After the big success of last year’s first edition of REWIRE, the festival for contemporary art & music decided to take it one step further. They’ve added an extra day, more exhibitions and also the music program is full with a lot of nice artists this year. The whole weekend will take place around the power station in The Hague. Luckily for you the tickets are still for sale.
We could tell you that you have to see DIIV, Lotus Plaza and Young Magic and that you can’t miss Incubate alumni Shackleton, Kangding Ray and Filosofische Stilte, but we think it’s much more interesting to check out acts that we didn’t have seen live yet as well. So here is our favorite five!
At the beginning of this year Halls released his Fragile EP. Four tracks that are equally oppressive, as impressive. Deep, emotional and atmosphere seems to be the keywords of this EP. After this we (and probably a lot more people) were quite curious where Sam Howard would take us with his full debut album, which he released last month on one of our favorite record label of this year: No Pain Of Pop (also Vinyl Williams, Doldrums, Echo Lake). One thing is for certain, with Ark the 21-year old did something completely different. The Line Of Best Fit described it as choir-meets-rave, and also sees this as a contender for album of the year. On REWIRE Halls will make his live debut in our country. WE. CAN’T. WAIT!
So record label Blackest Ever Black is quite frank about what they offer; dark music. You could know them from Raime, maybe the most dark music that you’ve heard at the last edition of Incubate. Another signing is Black Rain, a duo who’s been working with each other from the mid-eigthies. This year they’ve (re)released Now I’m Just A Number: material from 1995, which has been remastered, re-sequenced and is only been released earlier as a part of a soundtrack. Weird story, but nonetheless this post-industrial ambient band is a real recommendation. Like our friends from The Quietus wrote “It’s like, how much more black can rain be? And the answer, of course, is none. None more black.” Now we understand why Blackest Ever Black HAD to release material from this group.
That’s how you’ll get our attention: releasing material on the hot recordlabels (Hippos In Tanks, Hyperdub) and working together with interesting modern-electronic artists as Oneohtrix Point Never and Teengirl Fantasy. Instead of her previous EP’s King Felix and Hour Logic it’s hard to dance to her debut album Quarantine, which Laurel Halo [photo] released this spring. On this record you can hear her experiment with synth noise, weird folky vocals and ambient. Can we get a hooray for girl power? HOORAY!

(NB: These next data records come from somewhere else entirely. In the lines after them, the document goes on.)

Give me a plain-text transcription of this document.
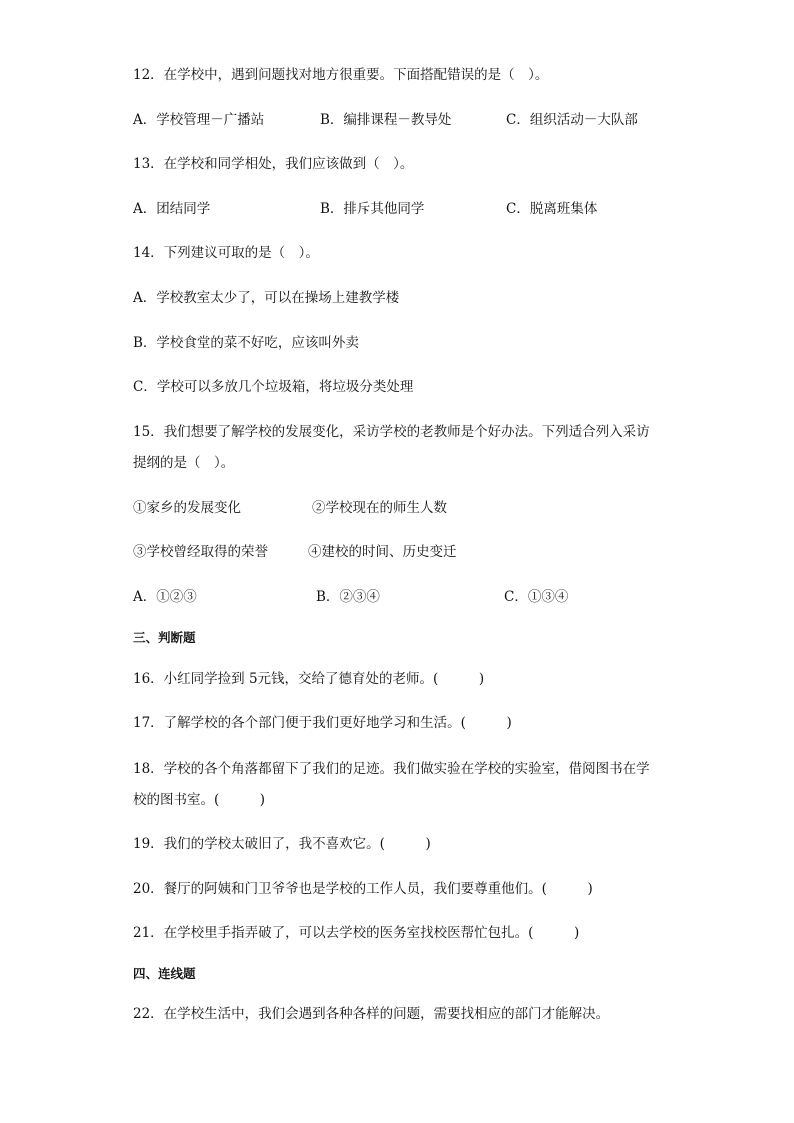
12．在学校中，遇到问题找对地方很重要。下面搭配错误的是（　）。
A．学校管理－广播站	B．编排课程－教导处	C．组织活动－大队部
13．在学校和同学相处，我们应该做到（　）。
A．团结同学	B．排斥其他同学	C．脱离班集体
14．下列建议可取的是（　）。
A．学校教室太少了，可以在操场上建教学楼
B．学校食堂的菜不好吃，应该叫外卖
C．学校可以多放几个垃圾箱，将垃圾分类处理
15．我们想要了解学校的发展变化，采访学校的老教师是个好办法。下列适合列入采访
提纲的是（　）。
①家乡的发展变化	②学校现在的师生人数
③学校曾经取得的荣誉	④建校的时间、历史变迁
A．①②③	B．②③④	C．①③④
三、判断题
16．小红同学捡到 5元钱，交给了德育处的老师。(　　　)
17．了解学校的各个部门便于我们更好地学习和生活。(　　　)
18．学校的各个角落都留下了我们的足迹。我们做实验在学校的实验室，借阅图书在学
校的图书室。(　　　)
19．我们的学校太破旧了，我不喜欢它。(　　　)
20．餐厅的阿姨和门卫爷爷也是学校的工作人员，我们要尊重他们。(　　　)
21．在学校里手指弄破了，可以去学校的医务室找校医帮忙包扎。(　　　)
四、连线题
22．在学校生活中，我们会遇到各种各样的问题，需要找相应的部门才能解决。
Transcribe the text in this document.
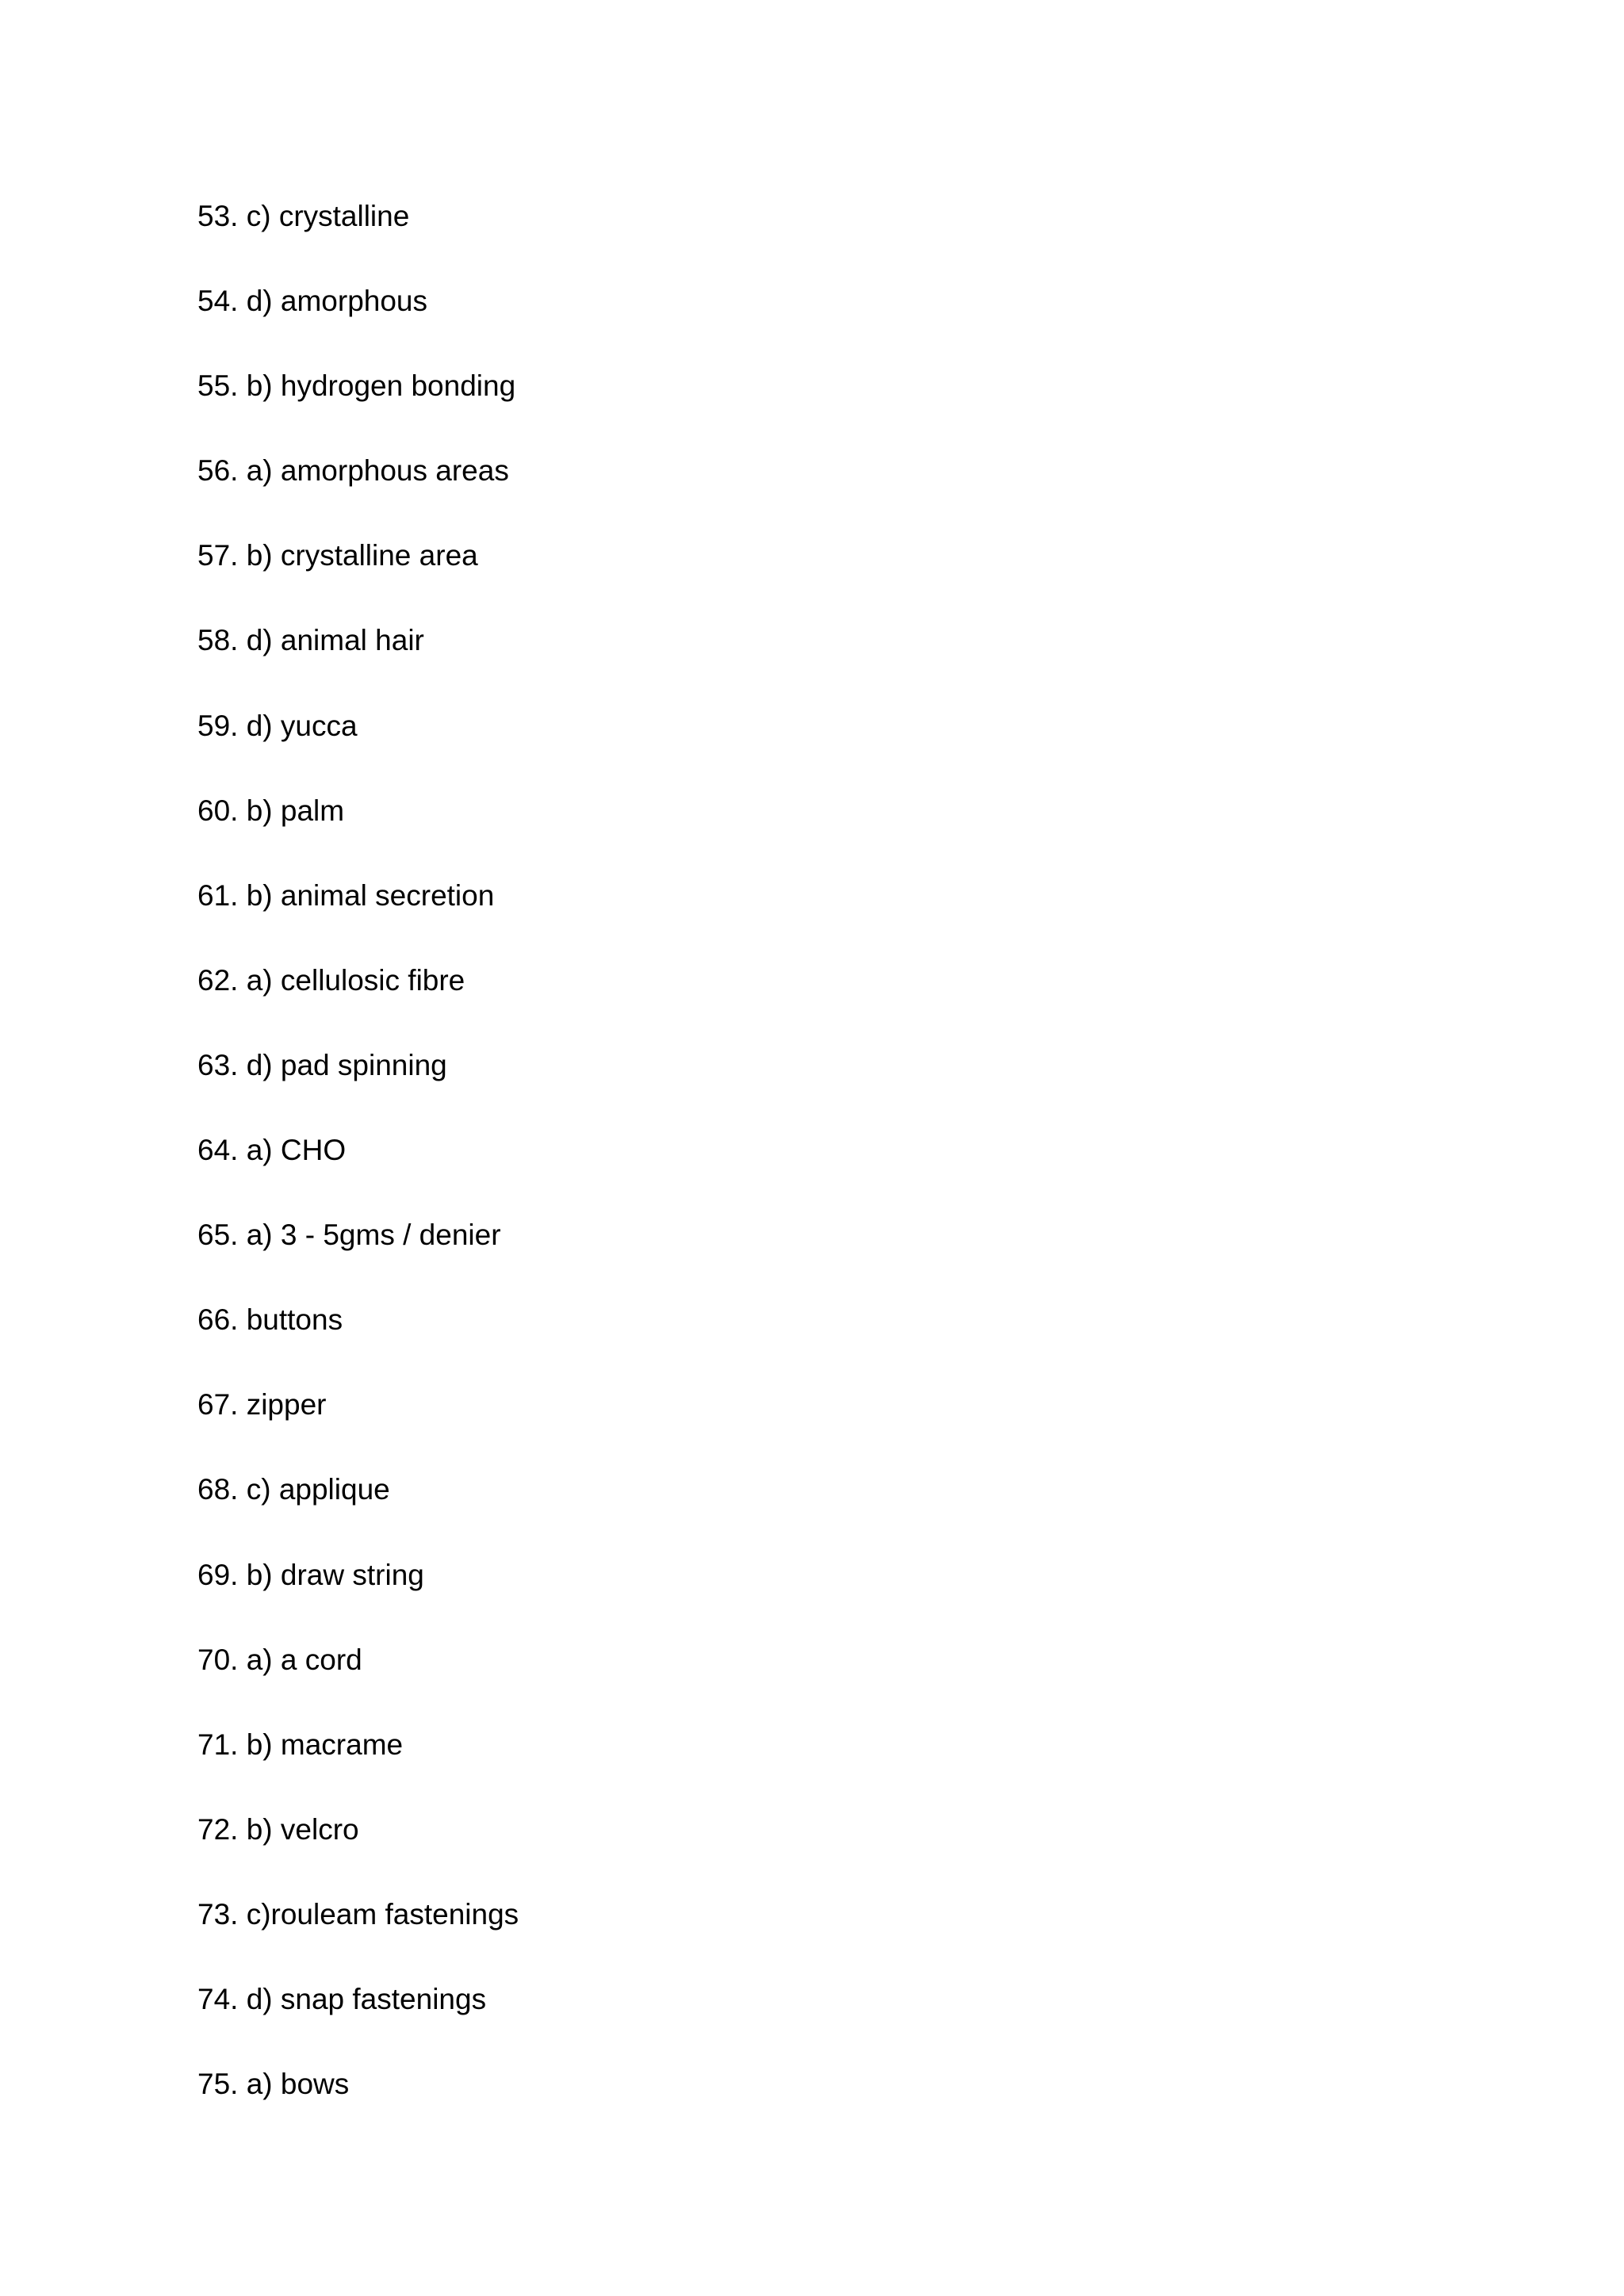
53. c) crystalline
54. d) amorphous
55. b) hydrogen bonding
56. a) amorphous areas
57. b) crystalline area
58. d) animal hair
59. d) yucca
60. b) palm
61. b) animal secretion
62. a) cellulosic fibre
63. d) pad spinning
64. a) CHO
65. a) 3 - 5gms / denier
66. buttons
67. zipper
68. c) applique
69. b) draw string
70. a) a cord
71. b) macrame
72. b) velcro
73. c)rouleam fastenings
74. d) snap fastenings
75. a) bows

Juffage is the moniker of Jeffrey T. Smith, a bearded, bespectacled geek who looks the most comfortable at the studio. And with a study oriented on study technique you would think that Smith wouldn’t leave this place. Unfortunately for him (or luckily for us) his last year released record Semicircle is top-notch quality and like NME described: “computer music never sounded so humane“. That’s why this multi-instrumentalist has to come out from his comfortable place to play these nice songs on stage. Pretty interesting to hear that he’s doing this all by himself, probably with some help from loopstations or samples. Lets find out this weekend.
The unpronounceable album GLAQJO XAACSSO sounds like the mysterious (rly, again?) producer from London patten doesn’t knew if he would like to make weird chopped soundscapes or music to dance to. And to be honest, this might be the key to make the music listenable at your living room as well as on the dance floor. The combination between those two is in fact the key of why this record is so addicting. From dreamy, lo-fi production to weird minimal instrumentals, this record, which is by the way also released on No Pain of Po, almost sounds like a melting pot of sounds. Still pretty curious how he will translate this to the dance floor.